Mas lembro das queixas da Dona Guajarina, nossa vizinha, em decorrência de buracos feitos, antes disso, no calçamento da rua principal onde se enfiavam pinos metálicos. Essa coisa servia à amarração dos balanços e carrosséis daqueles antigos parques de diversão. Terminadas as festas de fim de ano, os donos dos brinquedos não cuidavam de tapar a buraqueira, o que insatisfazia a moça.
Naqueles idos, a moça carrancuda valia-se do parentesco com o poderoso chefe político local (de quem ganhara cargo vitalício na Prefeitura) para mandar e desmandar, o tempo inteiro, em todos e em tudo. E pode-se incluir na relação de seus subordinados uma sucessão de prefeitos.
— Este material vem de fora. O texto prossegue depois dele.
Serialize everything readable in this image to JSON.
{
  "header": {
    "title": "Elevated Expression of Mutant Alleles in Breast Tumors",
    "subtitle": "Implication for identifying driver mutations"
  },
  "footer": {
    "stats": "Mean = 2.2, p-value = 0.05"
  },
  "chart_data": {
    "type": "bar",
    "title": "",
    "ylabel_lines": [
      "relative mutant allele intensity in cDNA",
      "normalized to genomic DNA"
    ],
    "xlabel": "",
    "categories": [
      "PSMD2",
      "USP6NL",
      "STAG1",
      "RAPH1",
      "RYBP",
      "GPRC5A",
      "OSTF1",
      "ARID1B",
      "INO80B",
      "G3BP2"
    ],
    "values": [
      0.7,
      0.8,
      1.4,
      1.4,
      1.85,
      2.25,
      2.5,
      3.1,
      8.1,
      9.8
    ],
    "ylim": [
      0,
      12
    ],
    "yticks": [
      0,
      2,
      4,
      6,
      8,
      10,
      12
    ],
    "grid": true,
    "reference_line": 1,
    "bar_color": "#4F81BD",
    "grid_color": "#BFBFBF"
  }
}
As tais argolas foram ideia sua e, depois delas, parque nenhum fez mais buracos na rua. Perdão, na Avenida, com “a” maiúsculo, por mais que isso possa divertir os acostumados aos vastos espaços das grandes cidades do País, ou do mundo. Acontece que Pilar tem grandezas conferidas pelo coração. Perto desse aglomerado humano – que atravessou eras com medo das cheias do Rio Paraíba – Nova York é pinto. Quinta Avenida… Pois, sim.
Voltemos, porém, aos velhos parques. Egresso do Recife e das férias escolares, eu gostava de acordar nas madrugadas com o barulho da instalação de rodas gigantes, balanços e carrocéis. O raiar do sol trazia, não raramente, a surpresa de ruas embandeiradas. A noite, por sua vez, traria o vai e vem das pessoas advindas, no mais das vezes, dos sítios e pés de serra.
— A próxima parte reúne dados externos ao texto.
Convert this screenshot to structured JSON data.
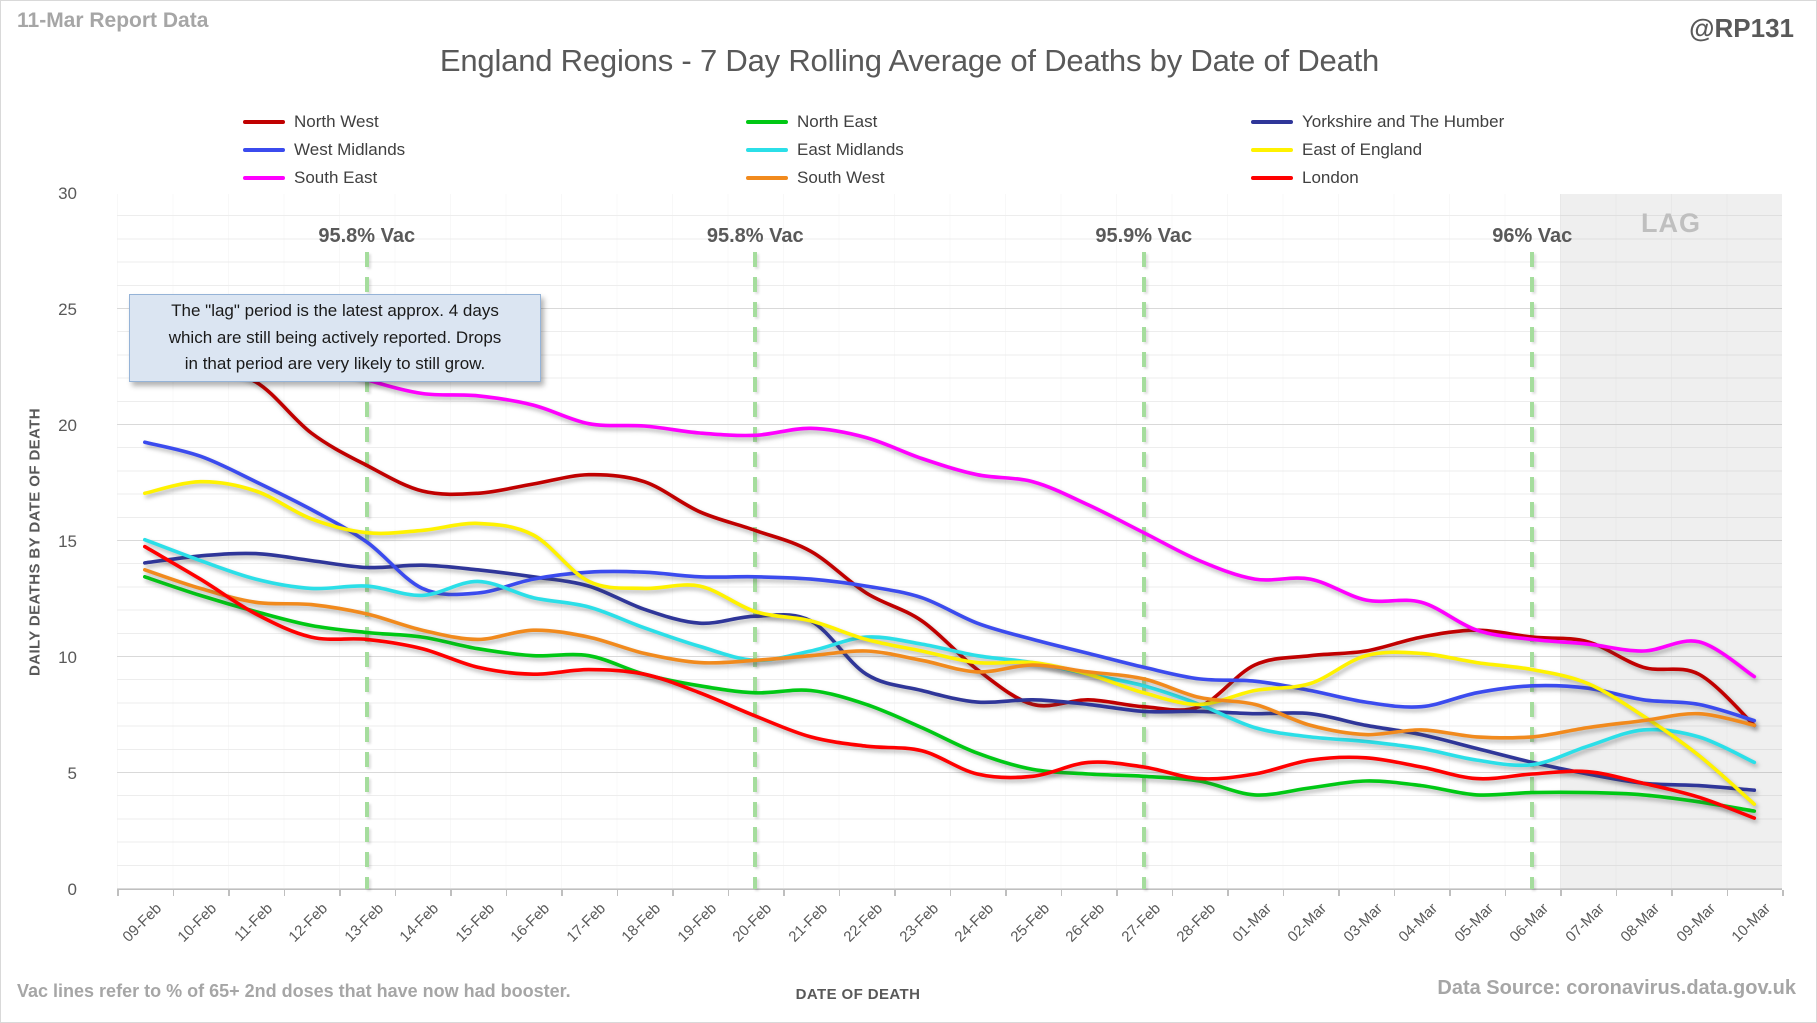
{
  "header": {
    "report_label": "11-Mar Report Data",
    "handle": "@RP131",
    "title": "England Regions - 7 Day Rolling Average of Deaths by Date of Death"
  },
  "annotation": {
    "text": "The \"lag\" period is the latest approx. 4 days\nwhich are still being actively reported.  Drops\nin that period are very likely to still grow."
  },
  "footer": {
    "left_note": "Vac lines refer to % of 65+ 2nd doses that have now had booster.",
    "source": "Data Source: coronavirus.data.gov.uk"
  },
  "legend": {
    "items": [
      {
        "label": "North West",
        "color": "#C00000"
      },
      {
        "label": "North East",
        "color": "#00C814"
      },
      {
        "label": "Yorkshire and The Humber",
        "color": "#2F3699"
      },
      {
        "label": "West Midlands",
        "color": "#3B4BEE"
      },
      {
        "label": "East Midlands",
        "color": "#2BDFE8"
      },
      {
        "label": "East of England",
        "color": "#FFF200"
      },
      {
        "label": "South East",
        "color": "#FF00FF"
      },
      {
        "label": "South West",
        "color": "#F18A1D"
      },
      {
        "label": "London",
        "color": "#FF0000"
      }
    ]
  },
  "chart_data": {
    "type": "line",
    "title": "England Regions - 7 Day Rolling Average of Deaths by Date of Death",
    "xlabel": "DATE OF DEATH",
    "ylabel": "DAILY DEATHS BY DATE OF DEATH",
    "ylim": [
      0,
      30
    ],
    "yticks": [
      0,
      5,
      10,
      15,
      20,
      25,
      30
    ],
    "grid": "minor horizontal every 1, major every 5",
    "legend_position": "top, 3 columns",
    "categories": [
      "09-Feb",
      "10-Feb",
      "11-Feb",
      "12-Feb",
      "13-Feb",
      "14-Feb",
      "15-Feb",
      "16-Feb",
      "17-Feb",
      "18-Feb",
      "19-Feb",
      "20-Feb",
      "21-Feb",
      "22-Feb",
      "23-Feb",
      "24-Feb",
      "25-Feb",
      "26-Feb",
      "27-Feb",
      "28-Feb",
      "01-Mar",
      "02-Mar",
      "03-Mar",
      "04-Mar",
      "05-Mar",
      "06-Mar",
      "07-Mar",
      "08-Mar",
      "09-Mar",
      "10-Mar"
    ],
    "series": [
      {
        "name": "North West",
        "color": "#C00000",
        "values": [
          22.3,
          22.5,
          21.9,
          19.7,
          18.3,
          17.2,
          17.1,
          17.5,
          17.9,
          17.6,
          16.3,
          15.5,
          14.6,
          12.8,
          11.6,
          9.5,
          8.0,
          8.2,
          7.9,
          7.9,
          9.7,
          10.1,
          10.3,
          10.9,
          11.2,
          10.9,
          10.7,
          9.6,
          9.3,
          7.1
        ]
      },
      {
        "name": "North East",
        "color": "#00C814",
        "values": [
          13.5,
          12.7,
          12.0,
          11.4,
          11.1,
          10.9,
          10.4,
          10.1,
          10.1,
          9.3,
          8.8,
          8.5,
          8.6,
          8.0,
          7.0,
          5.9,
          5.2,
          5.0,
          4.9,
          4.7,
          4.1,
          4.4,
          4.7,
          4.5,
          4.1,
          4.2,
          4.2,
          4.1,
          3.8,
          3.4
        ]
      },
      {
        "name": "Yorkshire and The Humber",
        "color": "#2F3699",
        "values": [
          14.1,
          14.4,
          14.5,
          14.2,
          13.9,
          14.0,
          13.8,
          13.5,
          13.1,
          12.1,
          11.5,
          11.8,
          11.6,
          9.3,
          8.6,
          8.1,
          8.2,
          8.0,
          7.7,
          7.7,
          7.6,
          7.6,
          7.1,
          6.7,
          6.1,
          5.5,
          5.0,
          4.6,
          4.5,
          4.3
        ]
      },
      {
        "name": "West Midlands",
        "color": "#3B4BEE",
        "values": [
          19.3,
          18.7,
          17.6,
          16.4,
          15.0,
          13.0,
          12.8,
          13.4,
          13.7,
          13.7,
          13.5,
          13.5,
          13.4,
          13.1,
          12.6,
          11.5,
          10.8,
          10.2,
          9.6,
          9.1,
          9.0,
          8.6,
          8.1,
          7.9,
          8.5,
          8.8,
          8.7,
          8.2,
          8.0,
          7.3
        ]
      },
      {
        "name": "East Midlands",
        "color": "#2BDFE8",
        "values": [
          15.1,
          14.2,
          13.4,
          13.0,
          13.1,
          12.7,
          13.3,
          12.6,
          12.2,
          11.3,
          10.5,
          9.9,
          10.3,
          10.9,
          10.6,
          10.1,
          9.8,
          9.3,
          8.8,
          8.0,
          7.0,
          6.6,
          6.4,
          6.1,
          5.6,
          5.4,
          6.2,
          6.9,
          6.6,
          5.5
        ]
      },
      {
        "name": "East of England",
        "color": "#FFF200",
        "values": [
          17.1,
          17.6,
          17.2,
          16.0,
          15.4,
          15.5,
          15.8,
          15.3,
          13.3,
          13.0,
          13.1,
          12.0,
          11.6,
          10.8,
          10.3,
          9.8,
          9.8,
          9.3,
          8.5,
          8.0,
          8.6,
          8.9,
          10.1,
          10.2,
          9.8,
          9.5,
          8.9,
          7.5,
          5.8,
          3.7
        ]
      },
      {
        "name": "South East",
        "color": "#FF00FF",
        "values": [
          23.8,
          24.3,
          23.8,
          22.9,
          22.0,
          21.4,
          21.3,
          20.9,
          20.1,
          20.0,
          19.7,
          19.6,
          19.9,
          19.5,
          18.6,
          17.9,
          17.6,
          16.6,
          15.4,
          14.2,
          13.4,
          13.4,
          12.5,
          12.4,
          11.2,
          10.8,
          10.6,
          10.3,
          10.7,
          9.2
        ]
      },
      {
        "name": "South West",
        "color": "#F18A1D",
        "values": [
          13.8,
          13.0,
          12.4,
          12.3,
          11.9,
          11.2,
          10.8,
          11.2,
          10.9,
          10.2,
          9.8,
          9.9,
          10.1,
          10.3,
          9.9,
          9.4,
          9.7,
          9.4,
          9.1,
          8.3,
          8.0,
          7.1,
          6.7,
          6.9,
          6.6,
          6.6,
          7.0,
          7.3,
          7.6,
          7.1
        ]
      },
      {
        "name": "London",
        "color": "#FF0000",
        "values": [
          14.8,
          13.4,
          11.9,
          10.9,
          10.8,
          10.4,
          9.6,
          9.3,
          9.5,
          9.3,
          8.5,
          7.5,
          6.6,
          6.2,
          6.0,
          5.0,
          4.9,
          5.5,
          5.3,
          4.8,
          5.0,
          5.6,
          5.7,
          5.3,
          4.8,
          5.0,
          5.1,
          4.6,
          4.0,
          3.1
        ]
      }
    ],
    "vac_lines": [
      {
        "label": "95.8% Vac",
        "date": "13-Feb",
        "index": 4
      },
      {
        "label": "95.8% Vac",
        "date": "20-Feb",
        "index": 11
      },
      {
        "label": "95.9% Vac",
        "date": "27-Feb",
        "index": 18
      },
      {
        "label": "96% Vac",
        "date": "06-Mar",
        "index": 25
      }
    ],
    "lag": {
      "label": "LAG",
      "start_index": 26,
      "covers": [
        "07-Mar",
        "08-Mar",
        "09-Mar",
        "10-Mar"
      ]
    }
  }
}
Ainda menino, eu ficava a contemplar o passeio das moças surgidas da zona rural. Andavam quilômetros descalças por trilhas e estradas de barro, mas punham os sapatos tão logo entravam na cidade. A operação seguinte consistia em ajeitar o penteado, passar batom e rouge vermelhos e esfregar na nuca, ou decote, com a ponta de um dedo, o conteúdo de um frasquinho minúsculo. Eu poderia jurar que o cheiro recendia da Praça do Leite ao Compra Fiado. “Extrato”, é como chamavam isso. Depois, punham-se em duplas, de braços dados, a caminhar entre o povaréu. Ao fim de cada percurso, davam meia volta, entrelaçavam os braços (agora trocados) e retomavam a caminhada. Impossível não percebê-las.
Mas era do Serviço de Som aquilo de que eu mais gostava. A coisa se resumia a uma casinha de tábuas com as cores do parque e área um pouco além de um metro quadrado (o suficiente para acomodar a aparelhagem, os discos e o discotecário), afora dois ou mais alto-falantes atados no alto de um mastro para irradiar músicas e dedicatórias. Algo do tipo: “Atenção, Marina. Assim como as flores abrem as pétalas para receber o orvalho da madrugada, abra seu coração para esta canção que Antonio agora lhe oferece”. E tome Nelson Gonçalves, tome Anísio Silva, tome Ângela Maria.
Ah, sim. Antes que a Hidrelétrica de Paulo Afonso trouxesse a eletricidade para as pequenas cidades do interior, os parques de diversão tinham seus giros garantidos por gente para tanto contratada. “Movidos a feijão”, dizia-se. O motor da luz, ligado e desligado por Seu Oscar, servia à iluminação das ruas, residências e casas de comércio. Também, é claro, em momentos festivos, às difusoras de músicas, algumas, pomposamente, com títulos e prefixos.
Mas, por que fui lembrar disso tudo? O que vou fazer com o restante do dia? Morrer de saudade? A passagem dos anos é uma bosta. Neste exato momento, sinto falta, até, da Dona Guajarina.